Even if you do not intend to run the engine, just having it as a display model, you will still want to display to your friends just how smoothly it rotates and may therefore need to run it in by some means to achieve this. If just a very little stiff adding say a large tap wrench to the crankshaft and spending a minute or two turning it by hand may be all that is needed. If though this is proving to be a slow process than driving it from some external source is really the only option.

 

One way of doing this is to add a piece of wood to the cross slide, typically using the top slide fixings, and securing the engine on this using wood screws through the holes in the boxbed.  Place a short length of steel in the three jaw with a piece of rubber tube forced onto it and with that done the cross slide can be used to bring engines fly wheel into contact with the rubber and the lathe started on a low speed, do though turn it a few times by hand to be sure all is OK. After running for a short while it should be found that the engine runs smoothly, Photograph 70 shows the setup.

 

An advantage of the method is that the drive can easily be disconnected by moving the cross slide back for testing the result and then forward again if needing to be run further. A little oil can be placed in the appropriate places to assist in achieving a smooth running engine but do not overdo this as if oil gets onto the castings it may cause a problem at the painting stage.

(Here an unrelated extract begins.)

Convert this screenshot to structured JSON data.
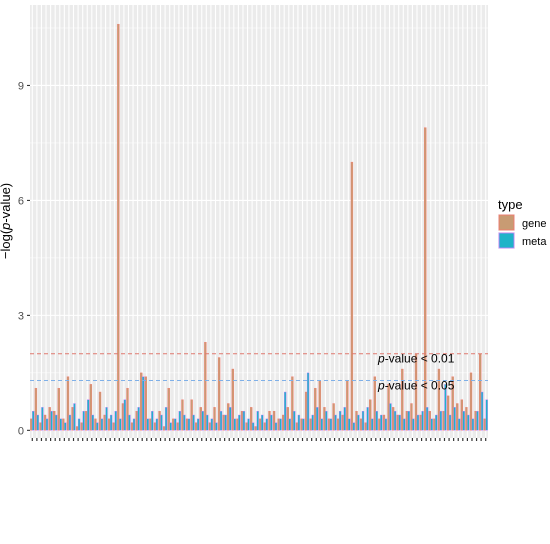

Stuart 10V steam engine machining

A good method of applying small amounts of oil is to place a very small amount in a bottle cap and use your scriber tip to pick up a droplet then placing it in the required position, a method used by clock makers I believe.

 

The engine should now be dismantled for the finishing stage which is largely divided into two tasks,1. surface finishing for either visual impact or in preparation for painting and 2. painting, just one area going beyond this. The working surface of the slide valve and its mating surface on the cylinder should be lapped on a flat surface using a piece of say 400 grit emery paper, then being finished by progressively using finer grades up to around 1200 grit. The purpose of this is to improve the seal between the two parts when working.

 

Cast iron parts where painted should be tided up removing all irregularities as no mater how much paint you apply they are still likely to show, in fact, with gloss paint, they may even show more. Do not therefore rush over this stage.

 

Areas that are machined but not painted should be surfaced with 400 grit paper, at least sufficient to remove machining marks, the outer rim of the flywheel will though benefit by having an almost a mirror finish using up to 1200 grit and being done whilst it is once more held on the taper stub mandrel and the lathe running. Do take care though you do not want to get your fingers caught in the rotating spokes.

 

One area that needs a little more attention is the valve chest and valve chest cover, having machined them independently it is unlikely that their widths and height will match perfectly. Therefore, assemble them as a pair using the provided studs and lap the sides on a piece of emery paper. The ends will have to be done with needle files and finished with a strip of emery paper.